Too simple, as it turns out. As some of us have discovered the hard way, sometimes writing things down (like tasks to be completed) has the opposite effect of what we intended. Sometimes writing things down lulls our brain into thinking we are done with the information that we wrote down, making it even harder to remember than if we had not 'dumped' our memory onto the page.
The tendency to remember incomplete tasks better than completed ones is what has become known as the Zeigarnik effect - and it can be a cautionary tale of how memory can fall off the rails, or a critical insight into a useful memory strategy if approached thoughtfully.
The classic example of the Zeigarnik effect is how restaurant wait staff are able to track, remember, and update complex food orders - though only until the order is closed and the food is paid for, after which many of the order details seemingly evaporate from their minds. The insight here is that our minds appear to place a memory premium on information that is part of an incomplete or ongoing operation.
Knowing this, how can we use the Zeigarnik effect to our advantage?

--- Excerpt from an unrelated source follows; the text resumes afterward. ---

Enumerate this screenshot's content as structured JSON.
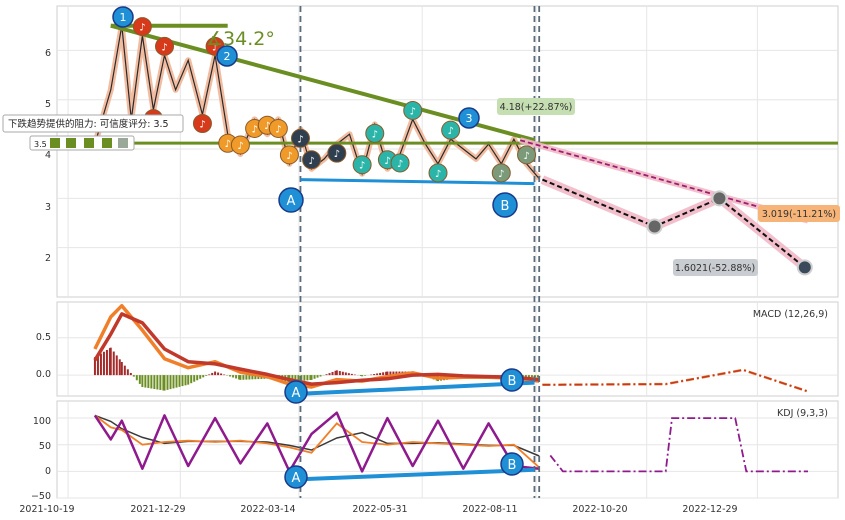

First, avoid the pitfall of dumping your to-do lists onto a page, and then letting yourself think you are done with those tasks. Become aware of what it feels like to consider a task (or a set of tasks) complete, and the consequences it has on your memory for the relevant details. You might also try writing your to-do list in two sittings. By taking a break between starting and finishing your list, you are forcing your mind to keep the list items 'active' while you focus on something else. Or, if you're feeling really adventurous, you can try leaving one or more of the most memorable tasks off your written to-do list, which may keep your mind from considering the list of tasks completed or adequately dealt with.

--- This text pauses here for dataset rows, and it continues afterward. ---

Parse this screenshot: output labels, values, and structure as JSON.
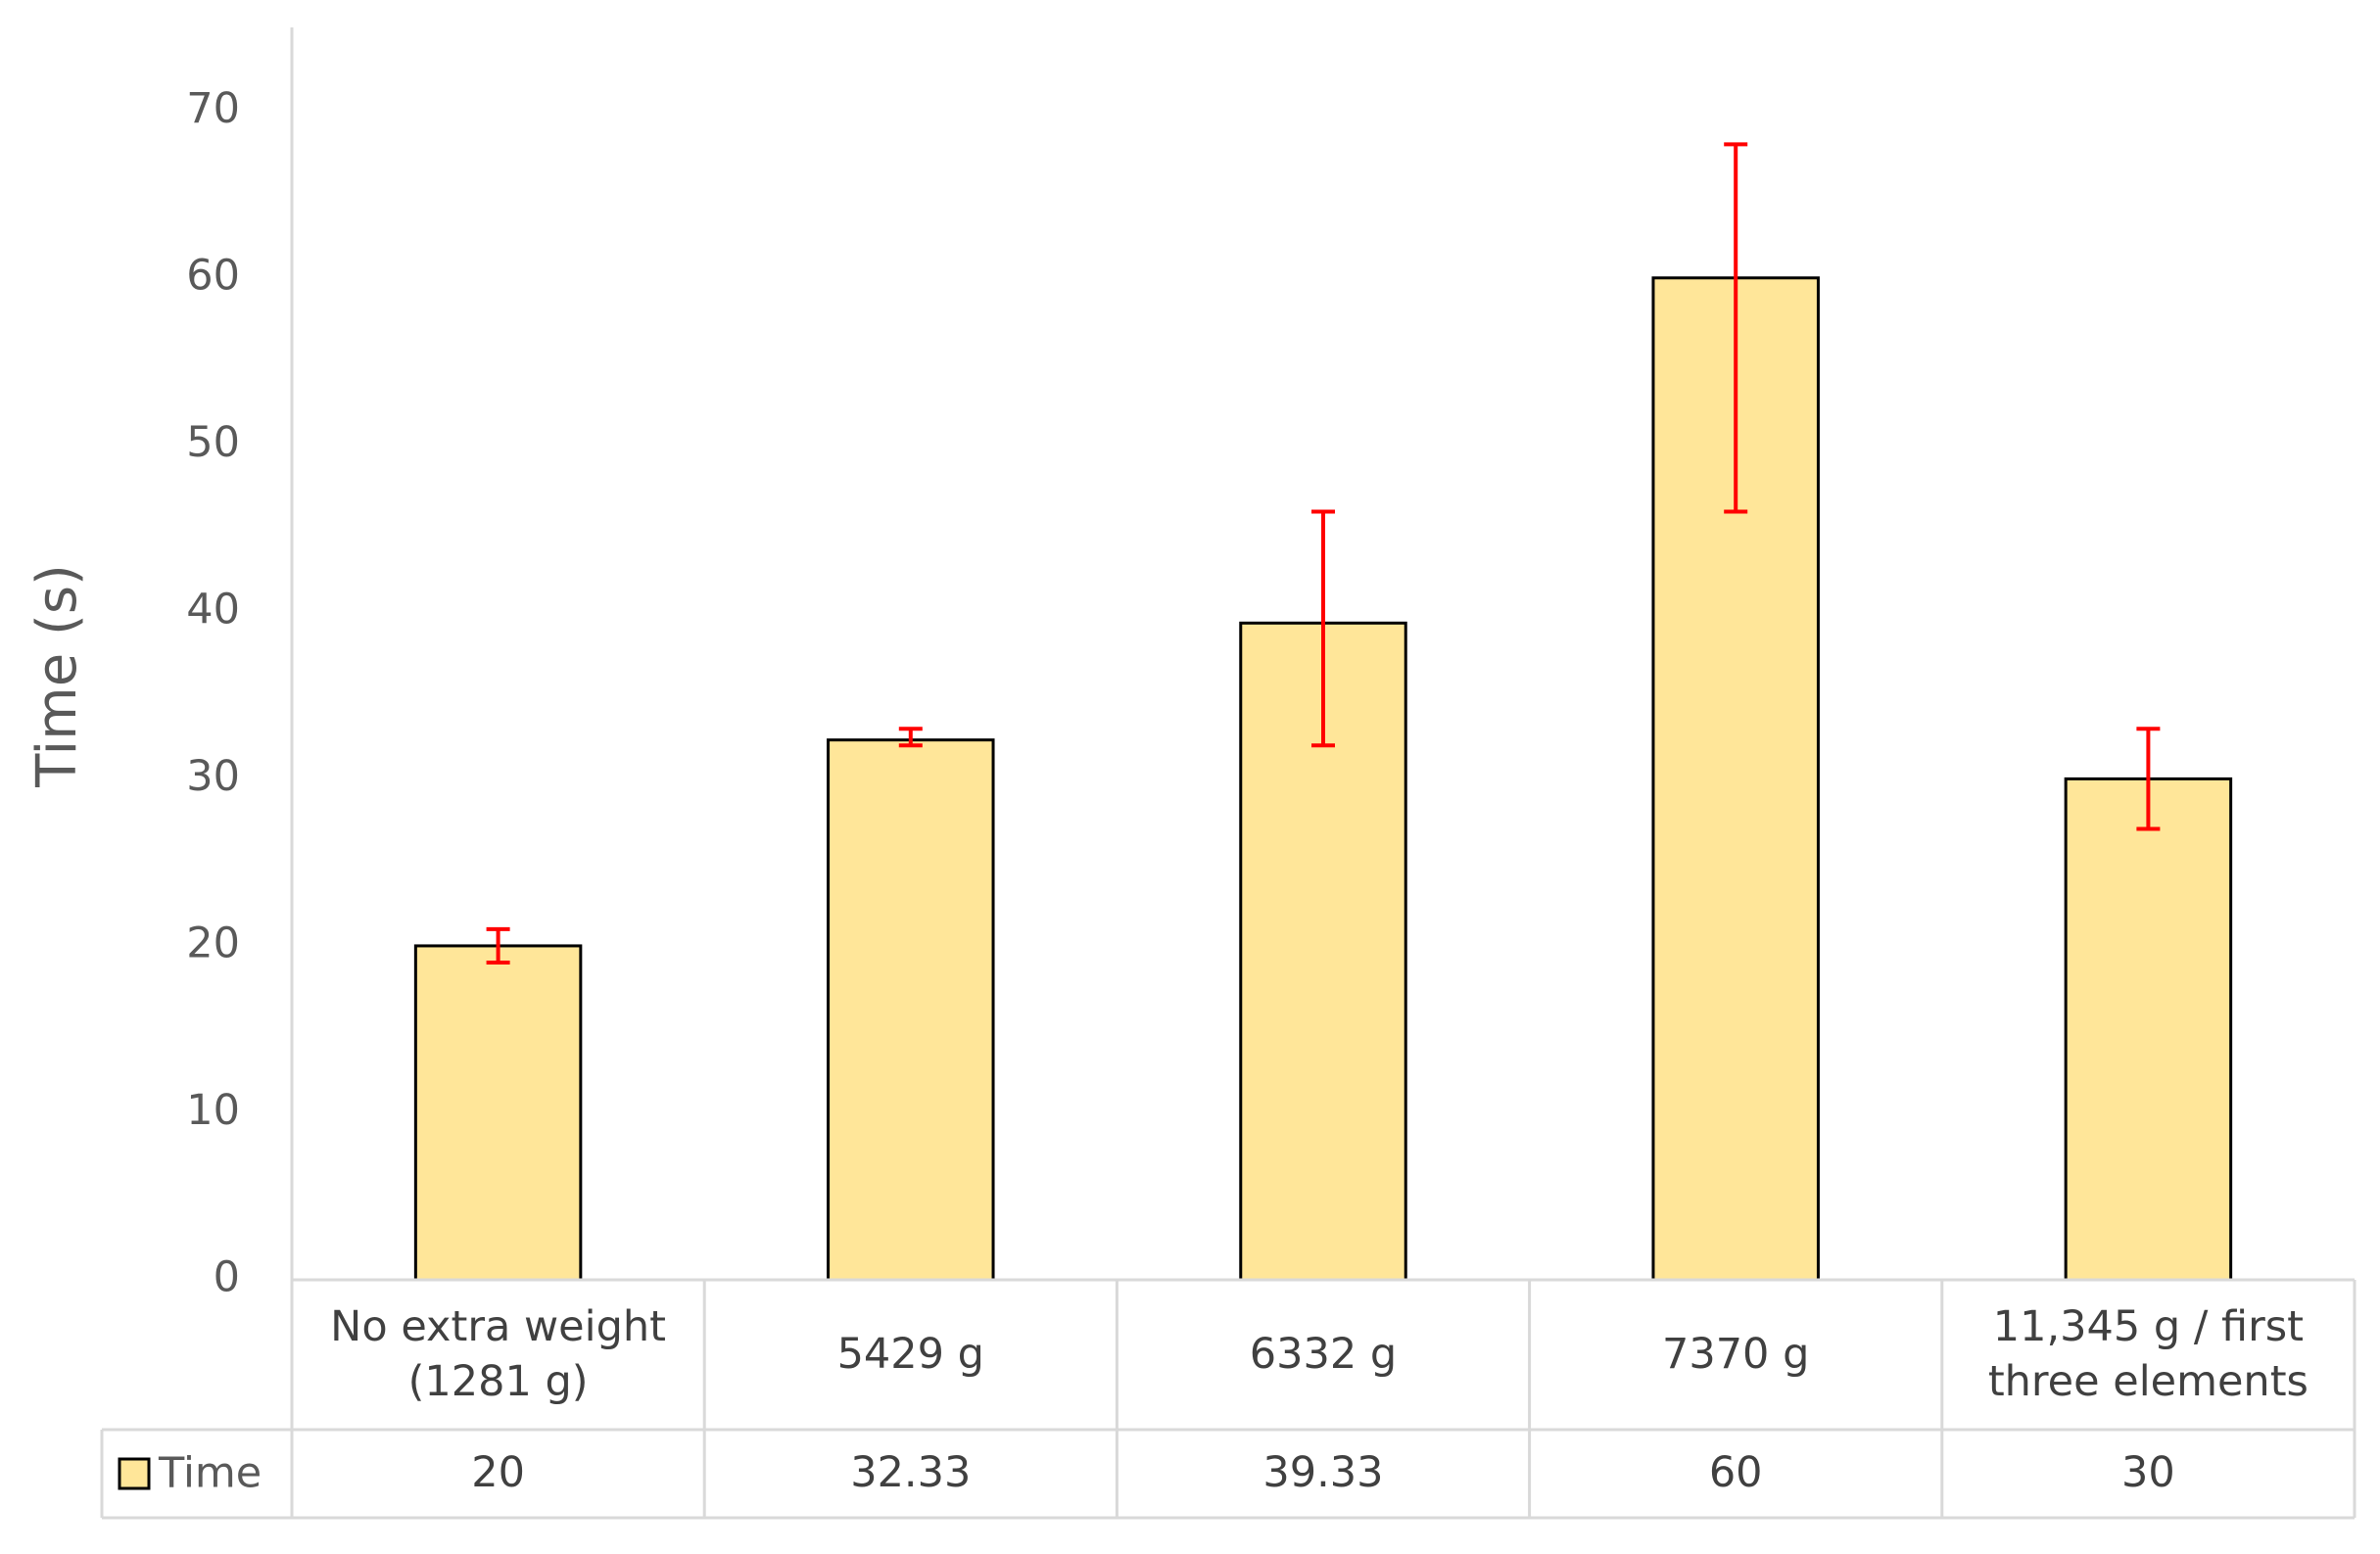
{
  "chart_data": {
    "type": "bar",
    "y_label": "Time (s)",
    "categories": [
      "No extra weight (1281 g)",
      "5429 g",
      "6332 g",
      "7370 g",
      "11,345 g / first three elements"
    ],
    "series": [
      {
        "name": "Time",
        "color": "#FFE699",
        "values": [
          20,
          32.33,
          39.33,
          60,
          30
        ],
        "error_plus": [
          1,
          0.67,
          6.67,
          8,
          3
        ],
        "error_minus": [
          1,
          0.33,
          7.33,
          14,
          3
        ],
        "error_color": "#FF0000"
      }
    ],
    "ylim": [
      0,
      75
    ],
    "yticks": [
      0,
      10,
      20,
      30,
      40,
      50,
      60,
      70
    ],
    "grid": false,
    "data_table": true
  }
}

Second, the Zeigarnik effect can be used to great effect in helping us achieve our goals - so long as we are willing to start a task. In starting a project, we are creating a kind of tension in our minds that heightens our cognitive access to (i.e. memory for) task-relevant information. This may be particularly helpful if you are prone to procrastination, or just dragging your feet on a task or project you know you should be doing. Start these tasks early, or in any way you can. The 'cognitive tension' associated with the Zeigarnik effect will then have the effect of pulling you back to the task until it is completed.
This aligns well with author and habit expert James Clear's advice about getting started: "Whenever you are stuck searching for the optimal plan, remember: Getting started changes everything."
This week's sharp thinking question is:
What should you have already gotten started on?